Urban Heat Portal
Extreme heat doesn't hit every New York City neighborhood the same way. I designed a unified home for the city's scattered heat data, so advocacy groups and local government could turn it into arguments for heat-resilient policy.
Heat data existed. It was hard to find, process, and understand.
Extreme heat is one of the most under-addressed climate risks in the city. The data to act on it already existed, it just lived in disconnected spreadsheets, agency PDFs, and research portals that weren't built for the people who needed them most.
Synthesizing the research team's interviews with 8 advocacy groups, mostly data-curious advocates rather than data experts, I found three recurring barriers.
Help advocates understand what urban heat data means for their neighborhood, without needing a data scientist.
Supporting heat-resilience advocacy and research-driven policy in New York City.
Discover, define, design, deliver
I designed alongside a data model that was still being built. Many design changes followed shifts in the data structure, and the designs gave the team a shared picture of the final product to keep the conversation on usability going.

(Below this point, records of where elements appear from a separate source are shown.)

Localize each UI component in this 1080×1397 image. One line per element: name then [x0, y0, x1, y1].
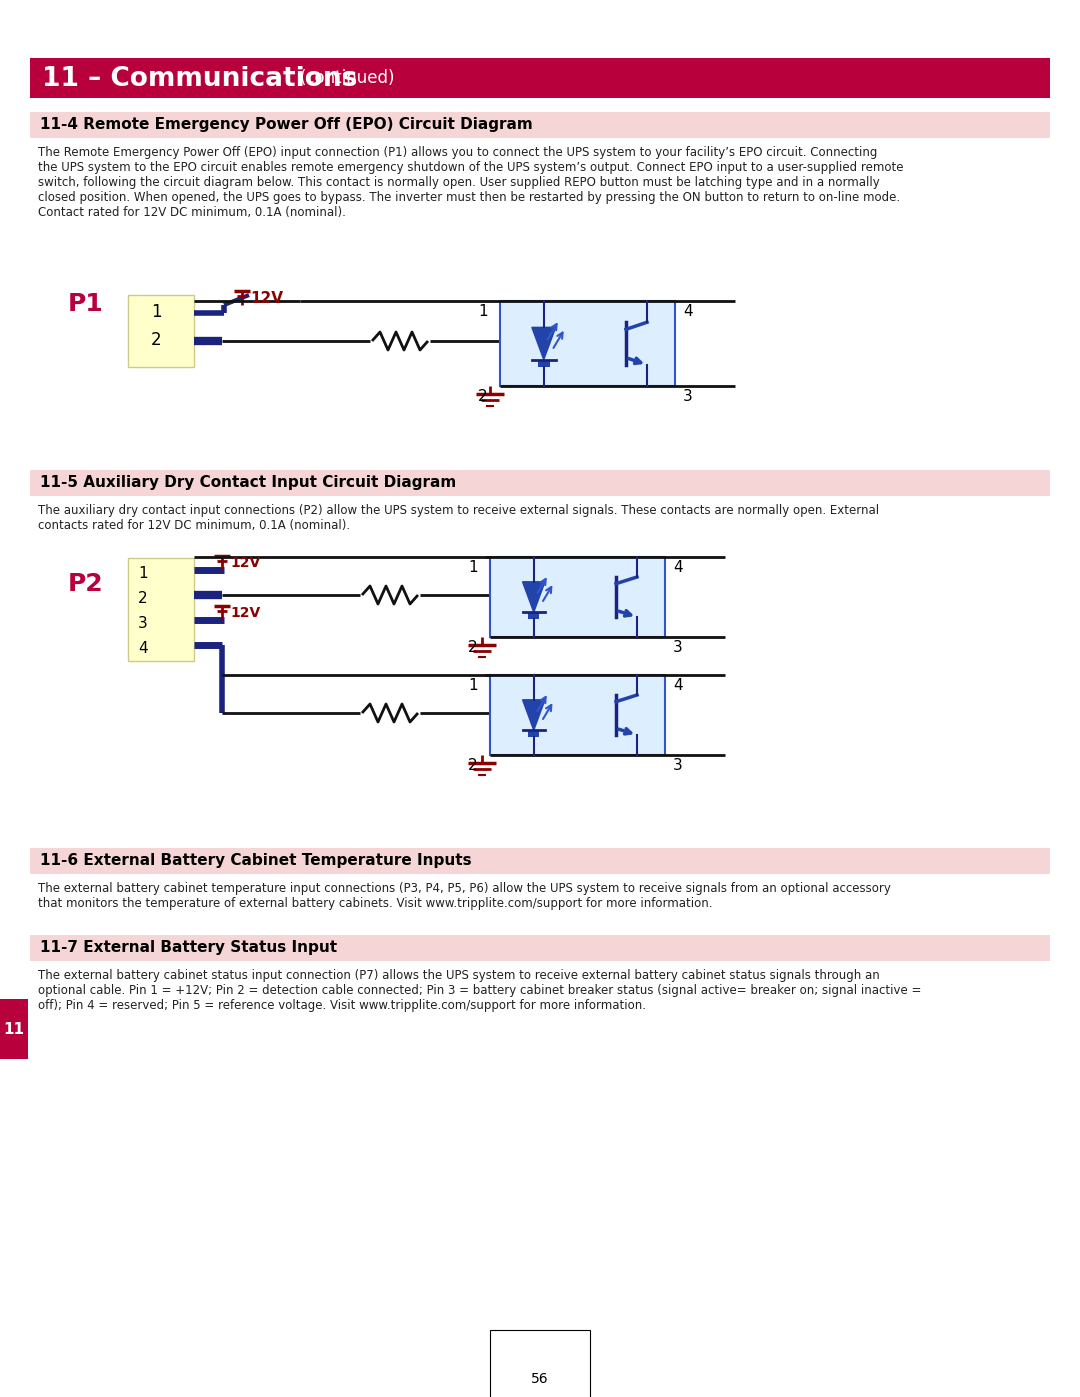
- Text: 4: 4: [673, 678, 683, 693]
- Bar: [30, 112, 1050, 138]
- Text: 11-6 External Battery Cabinet Temperature Inputs: 11-6 External Battery Cabinet Temperatur…: [40, 854, 472, 868]
- Text: 4: 4: [683, 305, 692, 319]
- Text: 1: 1: [151, 303, 161, 321]
- Text: 2: 2: [478, 388, 488, 404]
- Text: 11-7 External Battery Status Input: 11-7 External Battery Status Input: [40, 940, 337, 956]
- Text: The Remote Emergency Power Off (EPO) input connection (P1) allows you to connect: The Remote Emergency Power Off (EPO) inp…: [38, 147, 904, 219]
- Polygon shape: [523, 581, 545, 612]
- Text: 56: 56: [531, 1372, 549, 1386]
- Text: 1: 1: [138, 566, 148, 581]
- Text: 11 – Communications: 11 – Communications: [42, 66, 357, 92]
- Text: 2: 2: [138, 591, 148, 606]
- Bar: [30, 935, 1050, 961]
- Bar: [0, 999, 28, 1059]
- Text: 12V: 12V: [249, 291, 283, 306]
- Text: 4: 4: [138, 641, 148, 657]
- Text: 12V: 12V: [230, 556, 260, 570]
- Bar: [500, 300, 675, 386]
- Bar: [538, 360, 550, 367]
- Text: 3: 3: [138, 616, 148, 631]
- Text: The external battery cabinet temperature input connections (P3, P4, P5, P6) allo: The external battery cabinet temperature…: [38, 882, 891, 909]
- Text: 1: 1: [468, 678, 477, 693]
- Bar: [129, 295, 194, 367]
- Text: 3: 3: [683, 388, 692, 404]
- Bar: [528, 613, 539, 619]
- Text: 1: 1: [478, 305, 488, 319]
- Text: 2: 2: [468, 640, 477, 655]
- Bar: [490, 557, 665, 637]
- Bar: [129, 557, 194, 661]
- Text: 2: 2: [151, 331, 161, 349]
- Text: P2: P2: [68, 571, 104, 597]
- Text: 3: 3: [673, 640, 683, 655]
- Bar: [490, 675, 665, 754]
- Text: 11-5 Auxiliary Dry Contact Input Circuit Diagram: 11-5 Auxiliary Dry Contact Input Circuit…: [40, 475, 456, 490]
- Polygon shape: [523, 700, 545, 731]
- Text: 4: 4: [673, 560, 683, 576]
- Text: 11-4 Remote Emergency Power Off (EPO) Circuit Diagram: 11-4 Remote Emergency Power Off (EPO) Ci…: [40, 117, 532, 131]
- Text: 12V: 12V: [230, 606, 260, 620]
- Text: 3: 3: [673, 759, 683, 773]
- Bar: [30, 469, 1050, 496]
- Text: 1: 1: [468, 560, 477, 576]
- Text: 2: 2: [468, 759, 477, 773]
- Polygon shape: [531, 327, 555, 359]
- Text: P1: P1: [68, 292, 104, 316]
- Bar: [528, 732, 539, 736]
- Text: The auxiliary dry contact input connections (P2) allow the UPS system to receive: The auxiliary dry contact input connecti…: [38, 504, 879, 532]
- Bar: [30, 59, 1050, 98]
- Bar: [30, 848, 1050, 875]
- Text: The external battery cabinet status input connection (P7) allows the UPS system : The external battery cabinet status inpu…: [38, 970, 921, 1011]
- Text: (continued): (continued): [300, 68, 395, 87]
- Text: 11: 11: [3, 1021, 25, 1037]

The map is the homepage. Everything branches from it.
Hover a neighborhood for a tooltip, click for its full profile, then download the report. Click to enlarge
How to make it easy for users to navigate nine overlapping data layers
Data once scattered across sources now lives as layers on one map, so the control panel had to work as the product's main navigation.
My first version was a flat list, fast to scan. Grouping layers into categories made related data easier to find, but names like "Mean Radiant Temperature" still meant nothing to a non-expert. So I added a plain-language description to each layer, shown only when it's active, to keep the list short.
Then the data team reorganized the layers into static and dynamic factors to match their model, and I restructured the panel around it. I set it in dark so it reads as a separate surface from the bright heat map underneath.
How to serve both advocates who need an answer and researchers who need the data
Advocates range from data-curious to data-skilled, the same spread as these three formats. Rather than design for one audience, the portal lets each user start where they are:
- Aggregated by neighborhood (default): the answer to "how is my area doing?"
- Raw data on the map: a toggle inside the active layer, so going deeper never takes users away from what they're looking at.
- Download dataset(s): fixed at the bottom of the panel, making the portal a source for their own analysis, not just a viewer.
How to help users understand what the data means for their neighborhood
Even with heat readings in hand, advocates can't see what they mean for a specific neighborhood. That takes what the research team did: weigh five outdoor environmental factors against each other and turn them into one measure of risk. That measure is the Outdoor Heat Exposure Index, a score for how exposed each neighborhood is to heat on summer days. It gives advocates a number they can act on: to see where their neighborhood stands, raise awareness, and make the case for policy.
My job was to make that index readable for non-experts. I started before it was finalized, and early versions buried the score among raw temperature charts, with nothing to say whether a district was doing well or badly. Over five rounds I cut the raw data, broke the score into its five factors on one 1–5 scale, and added a comparison against every district in its borough.
Shipped, and still live
The portal launched publicly in April 2025, built on this design, and is still live at urbanheat.nyc ↗.
Community organizations and local governments now have one free, public source for neighborhood heat data, with the analysis already done, to build the case for heat-resilient policy.
I handed off before launch, so measurement wasn't set up. Next time I'd agree on signals with the team up front: dataset downloads, return visits from advocacy partners, and citations in testimony, reports, or grant applications.
What I'd carry into the next project
Civic tools are built for people who rarely get a say in them. Without earning revenue, there's little pressure to invest in how they're designed. But this is where it matters most: these tools help New Yorkers navigate systems that shape their daily lives.
Working alongside researchers and data scientists, I learned how raw, visualized, and aggregated data each behave on a map. That fluency let me keep pace with the data team as the model evolved.